Le mythe de la smart city

Depuis quelques années, le concept de smart city ou ville intelligente s’est fortement popularisé dans différentes sphères de la société (médias, académique, politique, etc.). Il semble faire consensus dans le champ politique, autant à droite qu’à gauche. Mais que recouvre ce concept ? La smart city fait-elle réellement partie intégrante des solutions vers un avenir plus durable ?

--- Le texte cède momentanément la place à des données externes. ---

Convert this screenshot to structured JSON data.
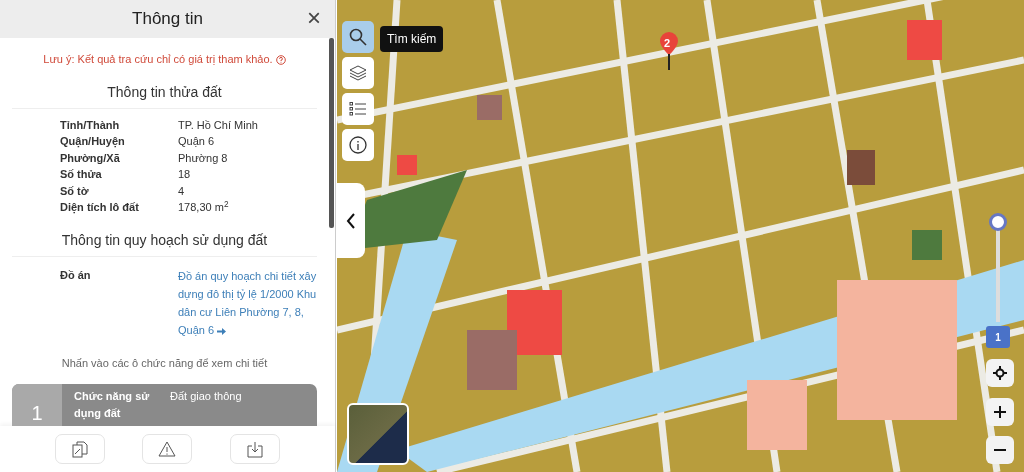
{
  "panel": {
    "title": "Thông tin",
    "close": "×",
    "notice": "Lưu ý: Kết quả tra cứu chỉ có giá trị tham khảo.",
    "parcel_heading": "Thông tin thửa đất",
    "parcel_rows": [
      {
        "label": "Tỉnh/Thành",
        "value": "TP. Hồ Chí Minh"
      },
      {
        "label": "Quận/Huyện",
        "value": "Quận 6"
      },
      {
        "label": "Phường/Xã",
        "value": "Phường 8"
      },
      {
        "label": "Số thửa",
        "value": "18"
      },
      {
        "label": "Số tờ",
        "value": "4"
      },
      {
        "label": "Diện tích lô đất",
        "value": "178,30 m$^{2}$"
      }
    ],
    "planning_heading": "Thông tin quy hoạch sử dụng đất",
    "plan_label": "Đồ án",
    "plan_link": "Đồ án quy hoạch chi tiết xây dựng đô thị tỷ lệ 1/2000 Khu dân cư Liên Phường 7, 8, Quận 6",
    "hint": "Nhấn vào các ô chức năng để xem chi tiết",
    "zones": [
      {
        "number": "1",
        "label": "Chức năng sử dụng đất",
        "value": "Đất giao thông"
      }
    ]
  },
  "map": {
    "tools": [
      {
        "kind": "search",
        "selected": true
      },
      {
        "kind": "layers",
        "selected": false
      },
      {
        "kind": "legend",
        "selected": false
      },
      {
        "kind": "info",
        "selected": false
      }
    ],
    "tooltip": "Tìm kiếm",
    "marker": "2",
    "slider": {
      "level": 1,
      "reading": "1"
    }
  }
}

Qu’est-ce qu’une smart city ?

L’idée date des années 80, 90 et provient initialement du secteur privé. A cette époque, les grandes multinationales des NTIC [1] (IBM, Cisco Systems, etc.) sont à la recherche de nouveaux marchés et l’idée émerge qu’une ville deviendrait plus facile à gérer grâce aux nouvelles technologies numériques. On situe un moment de bascule vers 2005, moment où l’expression « smart city » est utilisée par Bill Gates, patron de Microsoft, aux Etats-Unis. Il lance le défi aux acteur·rice·s du numérique d’utiliser leur technologie pour optimiser le fonctionnement d’une ville. Les intérêts privés et publics ne feront alors que croître.

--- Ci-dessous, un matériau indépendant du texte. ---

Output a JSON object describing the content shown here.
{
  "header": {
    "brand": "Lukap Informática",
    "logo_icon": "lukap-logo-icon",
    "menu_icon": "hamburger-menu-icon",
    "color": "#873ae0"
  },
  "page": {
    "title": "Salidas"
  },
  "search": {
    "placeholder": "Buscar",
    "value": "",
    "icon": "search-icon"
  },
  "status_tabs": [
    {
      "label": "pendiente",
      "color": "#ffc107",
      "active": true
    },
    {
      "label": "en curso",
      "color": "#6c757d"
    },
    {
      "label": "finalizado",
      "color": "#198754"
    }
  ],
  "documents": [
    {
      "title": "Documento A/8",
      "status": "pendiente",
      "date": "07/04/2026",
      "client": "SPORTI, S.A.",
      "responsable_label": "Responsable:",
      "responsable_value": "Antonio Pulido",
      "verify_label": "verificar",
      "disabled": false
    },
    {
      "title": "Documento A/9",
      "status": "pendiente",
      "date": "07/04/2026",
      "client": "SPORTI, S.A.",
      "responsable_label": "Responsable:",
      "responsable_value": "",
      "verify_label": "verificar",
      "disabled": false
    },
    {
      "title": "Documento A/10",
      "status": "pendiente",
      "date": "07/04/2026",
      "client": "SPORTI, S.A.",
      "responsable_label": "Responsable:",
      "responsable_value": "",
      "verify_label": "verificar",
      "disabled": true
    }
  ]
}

Cette nouvelle tendance s’inscrit dans un contexte particulier. François Jarrige [2] l’explique par la situation que connaissent les villes, notamment celles des pays du Sud, au début du XXIe siècle. D’une part, celles-ci font face à une croissance démographique fulgurante. Depuis 2008, plus de la moitié de l’humanité vit en ville. Et en 2050, la planète compterait 6,4 milliards d’urbain·e·s, soit près des deux tiers de la population mondiale (sans rupture de système tels des conflits violents, pénuries, crise économique majeure, etc.). Cet accroissement représente un véritable défi pour les villes en termes de gestion et d’organisation. D’autre part, la ville est le lieu où se vivent de façon directe les crises sociales, environnementales, etc. du début du siècle. En tant que lieu de concentration des pouvoirs, la ville serait le théâtre de nombreux enjeux. La smart city correspondrait donc à la rencontre entre des intérêts privés en quête de nouveaux marchés et un moment de crise dans les villes en recherche de solutions.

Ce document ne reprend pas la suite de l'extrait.